As a data engineer, I was responsible for developing a data lake for the analytics team at Sparkify. After considerable growth in user base and song database it was time to move the data warehouse to a data lake and enhance data processing through Spark.
As their data engineer, I was responsible for building out an ETL pipeline, extracting data from S3 buckets, processing it through Spark and transforming into a star schema stored in S3 buckets with parquet formatting and efficient partitioning. The database and ETL pipeline were validated by running queries provided by the analytics team and compared expected results. Skills include:
- Building out an ETL pipeline using Spark, Python, Hadoop Clusters (EMR).
- Setting up IAM Roles, Hadoop Clusters, EMR, Config files and security groups.

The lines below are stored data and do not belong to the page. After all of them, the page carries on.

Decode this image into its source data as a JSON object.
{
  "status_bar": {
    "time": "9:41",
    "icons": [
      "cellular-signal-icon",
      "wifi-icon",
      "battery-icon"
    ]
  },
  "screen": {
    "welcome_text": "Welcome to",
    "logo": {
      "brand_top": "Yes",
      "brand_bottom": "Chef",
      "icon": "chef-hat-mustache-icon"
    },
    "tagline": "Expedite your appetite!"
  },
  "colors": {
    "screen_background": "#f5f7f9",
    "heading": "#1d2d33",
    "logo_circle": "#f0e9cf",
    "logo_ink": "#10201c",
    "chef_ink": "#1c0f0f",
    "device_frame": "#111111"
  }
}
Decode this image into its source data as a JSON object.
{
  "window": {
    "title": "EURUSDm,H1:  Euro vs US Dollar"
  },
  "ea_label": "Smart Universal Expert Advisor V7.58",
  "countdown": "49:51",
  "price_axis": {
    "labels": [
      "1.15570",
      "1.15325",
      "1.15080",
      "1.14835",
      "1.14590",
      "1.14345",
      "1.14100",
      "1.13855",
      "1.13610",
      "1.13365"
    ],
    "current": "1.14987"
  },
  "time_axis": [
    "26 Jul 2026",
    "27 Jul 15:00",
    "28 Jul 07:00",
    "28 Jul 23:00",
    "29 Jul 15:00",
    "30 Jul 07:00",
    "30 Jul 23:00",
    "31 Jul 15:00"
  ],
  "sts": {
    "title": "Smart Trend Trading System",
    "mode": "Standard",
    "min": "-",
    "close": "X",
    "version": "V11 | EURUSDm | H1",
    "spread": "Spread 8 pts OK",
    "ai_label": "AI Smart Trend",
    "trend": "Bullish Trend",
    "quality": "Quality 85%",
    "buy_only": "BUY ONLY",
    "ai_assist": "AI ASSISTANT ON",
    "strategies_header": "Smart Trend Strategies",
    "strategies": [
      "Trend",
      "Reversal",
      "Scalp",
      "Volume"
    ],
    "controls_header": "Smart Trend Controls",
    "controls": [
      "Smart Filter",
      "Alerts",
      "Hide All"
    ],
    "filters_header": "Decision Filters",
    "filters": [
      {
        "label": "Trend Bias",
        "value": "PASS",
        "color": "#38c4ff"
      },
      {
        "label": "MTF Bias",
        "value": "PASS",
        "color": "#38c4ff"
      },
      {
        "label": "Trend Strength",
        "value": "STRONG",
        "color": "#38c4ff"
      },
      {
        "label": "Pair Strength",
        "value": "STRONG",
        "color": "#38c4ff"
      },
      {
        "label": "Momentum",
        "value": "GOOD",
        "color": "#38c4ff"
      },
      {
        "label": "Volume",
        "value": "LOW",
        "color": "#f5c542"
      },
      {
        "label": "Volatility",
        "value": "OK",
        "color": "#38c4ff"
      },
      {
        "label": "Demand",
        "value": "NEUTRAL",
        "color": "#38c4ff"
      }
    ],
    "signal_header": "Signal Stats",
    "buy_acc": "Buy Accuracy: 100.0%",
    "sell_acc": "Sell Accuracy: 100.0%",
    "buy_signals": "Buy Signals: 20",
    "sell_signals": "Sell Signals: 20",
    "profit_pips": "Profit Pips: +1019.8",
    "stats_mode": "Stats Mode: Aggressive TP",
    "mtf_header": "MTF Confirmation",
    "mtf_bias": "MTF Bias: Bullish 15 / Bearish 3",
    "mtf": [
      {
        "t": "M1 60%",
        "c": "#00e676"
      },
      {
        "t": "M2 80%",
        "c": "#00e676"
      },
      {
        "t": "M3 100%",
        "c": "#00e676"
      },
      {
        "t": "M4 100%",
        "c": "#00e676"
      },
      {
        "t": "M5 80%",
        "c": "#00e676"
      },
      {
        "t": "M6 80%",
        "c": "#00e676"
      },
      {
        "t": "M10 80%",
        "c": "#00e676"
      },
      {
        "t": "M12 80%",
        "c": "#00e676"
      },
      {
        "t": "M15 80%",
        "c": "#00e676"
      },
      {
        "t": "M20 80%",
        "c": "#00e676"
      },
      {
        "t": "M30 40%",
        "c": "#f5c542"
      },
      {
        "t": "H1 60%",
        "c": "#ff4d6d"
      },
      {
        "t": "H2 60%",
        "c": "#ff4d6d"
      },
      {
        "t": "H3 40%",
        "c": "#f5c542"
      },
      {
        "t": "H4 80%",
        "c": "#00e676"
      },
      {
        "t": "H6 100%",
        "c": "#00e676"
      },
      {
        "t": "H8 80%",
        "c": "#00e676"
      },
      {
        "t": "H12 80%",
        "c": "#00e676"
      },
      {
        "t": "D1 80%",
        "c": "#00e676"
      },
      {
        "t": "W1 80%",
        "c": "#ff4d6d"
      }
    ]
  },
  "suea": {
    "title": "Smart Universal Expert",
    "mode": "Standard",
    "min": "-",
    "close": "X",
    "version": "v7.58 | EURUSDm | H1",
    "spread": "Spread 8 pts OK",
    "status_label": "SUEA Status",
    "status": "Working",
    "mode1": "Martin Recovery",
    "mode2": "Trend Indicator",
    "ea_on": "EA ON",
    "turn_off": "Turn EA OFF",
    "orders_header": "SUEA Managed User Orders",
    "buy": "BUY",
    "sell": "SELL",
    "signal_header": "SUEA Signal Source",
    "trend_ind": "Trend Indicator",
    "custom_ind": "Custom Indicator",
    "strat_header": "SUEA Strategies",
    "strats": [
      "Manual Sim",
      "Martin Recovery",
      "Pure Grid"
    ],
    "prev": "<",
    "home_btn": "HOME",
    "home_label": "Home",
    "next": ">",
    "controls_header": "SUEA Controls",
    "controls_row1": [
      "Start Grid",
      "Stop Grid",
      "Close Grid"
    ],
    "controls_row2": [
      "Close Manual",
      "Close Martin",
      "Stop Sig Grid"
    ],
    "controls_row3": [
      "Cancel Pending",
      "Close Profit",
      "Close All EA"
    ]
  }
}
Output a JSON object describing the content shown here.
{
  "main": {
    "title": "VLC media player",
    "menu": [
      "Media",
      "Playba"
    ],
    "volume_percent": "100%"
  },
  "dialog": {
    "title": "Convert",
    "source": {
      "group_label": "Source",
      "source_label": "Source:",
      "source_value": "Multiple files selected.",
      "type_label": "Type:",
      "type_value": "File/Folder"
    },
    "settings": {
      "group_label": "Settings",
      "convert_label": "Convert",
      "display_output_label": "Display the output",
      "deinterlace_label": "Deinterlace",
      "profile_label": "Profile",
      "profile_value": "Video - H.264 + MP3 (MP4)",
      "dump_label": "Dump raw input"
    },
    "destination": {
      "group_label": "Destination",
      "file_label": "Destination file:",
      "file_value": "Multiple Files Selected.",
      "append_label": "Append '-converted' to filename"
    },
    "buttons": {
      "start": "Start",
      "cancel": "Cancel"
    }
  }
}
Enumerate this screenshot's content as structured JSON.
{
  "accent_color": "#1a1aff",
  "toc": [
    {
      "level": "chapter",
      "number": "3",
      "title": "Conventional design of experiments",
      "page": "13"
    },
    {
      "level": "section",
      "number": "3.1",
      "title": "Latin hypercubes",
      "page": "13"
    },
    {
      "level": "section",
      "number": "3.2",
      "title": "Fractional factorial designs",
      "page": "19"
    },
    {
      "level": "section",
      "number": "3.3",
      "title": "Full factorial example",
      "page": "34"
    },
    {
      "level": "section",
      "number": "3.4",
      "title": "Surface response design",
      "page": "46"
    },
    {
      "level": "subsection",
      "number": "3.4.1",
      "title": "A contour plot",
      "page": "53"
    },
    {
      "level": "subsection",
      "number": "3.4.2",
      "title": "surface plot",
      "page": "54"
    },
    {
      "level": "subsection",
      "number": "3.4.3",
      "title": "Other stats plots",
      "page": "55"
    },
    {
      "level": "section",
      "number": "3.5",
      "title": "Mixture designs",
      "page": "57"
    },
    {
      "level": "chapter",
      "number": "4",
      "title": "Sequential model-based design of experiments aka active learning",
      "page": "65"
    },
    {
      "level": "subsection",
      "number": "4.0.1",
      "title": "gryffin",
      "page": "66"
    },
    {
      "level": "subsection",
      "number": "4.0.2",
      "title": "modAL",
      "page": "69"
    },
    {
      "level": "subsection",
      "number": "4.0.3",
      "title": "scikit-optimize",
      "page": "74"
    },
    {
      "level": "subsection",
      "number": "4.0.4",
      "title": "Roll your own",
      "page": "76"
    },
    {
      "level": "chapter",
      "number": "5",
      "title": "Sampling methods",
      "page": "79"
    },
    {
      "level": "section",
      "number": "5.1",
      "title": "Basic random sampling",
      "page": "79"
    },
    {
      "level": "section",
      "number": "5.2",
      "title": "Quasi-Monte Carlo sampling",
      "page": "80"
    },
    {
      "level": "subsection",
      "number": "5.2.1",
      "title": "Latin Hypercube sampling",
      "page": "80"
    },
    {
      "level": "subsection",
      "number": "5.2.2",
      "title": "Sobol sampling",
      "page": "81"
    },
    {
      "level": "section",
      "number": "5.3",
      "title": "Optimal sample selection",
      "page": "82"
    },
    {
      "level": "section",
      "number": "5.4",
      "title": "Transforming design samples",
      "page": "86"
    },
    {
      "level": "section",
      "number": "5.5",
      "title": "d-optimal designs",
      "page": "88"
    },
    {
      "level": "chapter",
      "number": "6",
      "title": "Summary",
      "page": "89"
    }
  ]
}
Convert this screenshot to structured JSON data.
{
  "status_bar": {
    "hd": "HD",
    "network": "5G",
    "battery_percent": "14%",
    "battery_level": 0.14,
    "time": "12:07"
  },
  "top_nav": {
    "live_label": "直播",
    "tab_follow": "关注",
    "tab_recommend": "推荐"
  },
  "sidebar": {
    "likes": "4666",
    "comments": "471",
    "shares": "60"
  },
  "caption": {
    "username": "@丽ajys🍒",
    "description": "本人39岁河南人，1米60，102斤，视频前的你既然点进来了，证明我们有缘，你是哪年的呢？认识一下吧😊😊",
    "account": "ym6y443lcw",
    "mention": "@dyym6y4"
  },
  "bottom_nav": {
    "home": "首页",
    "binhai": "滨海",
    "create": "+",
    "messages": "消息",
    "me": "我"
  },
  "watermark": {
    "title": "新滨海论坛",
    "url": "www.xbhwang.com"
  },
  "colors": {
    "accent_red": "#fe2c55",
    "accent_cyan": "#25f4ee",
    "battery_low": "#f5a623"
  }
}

- Scaling up the data analysis process through the use of a data lake and Spark, in order to further optimize queries on song play analysis
The primary file in this repo is the etl.py
, which will read in files from S3 buckets, process them using Spark and store them as parquet files in S3 buckets, partitioned appropriately.
The first dataset is a subset of real data from the Million Song Dataset. Each file is in JSON format and contains metadata about a song and the artist of that song. The files are partitioned by the first three letters of each song's track ID. For example, here are filepaths to two files in this dataset.
song_data/A/B/C/TRABCEI128F424C983.json
song_data/A/A/B/TRAABJL12903CDCF1A.json
And below is an example of what a single song file, TRAABJL12903CDCF1A.json, looks like.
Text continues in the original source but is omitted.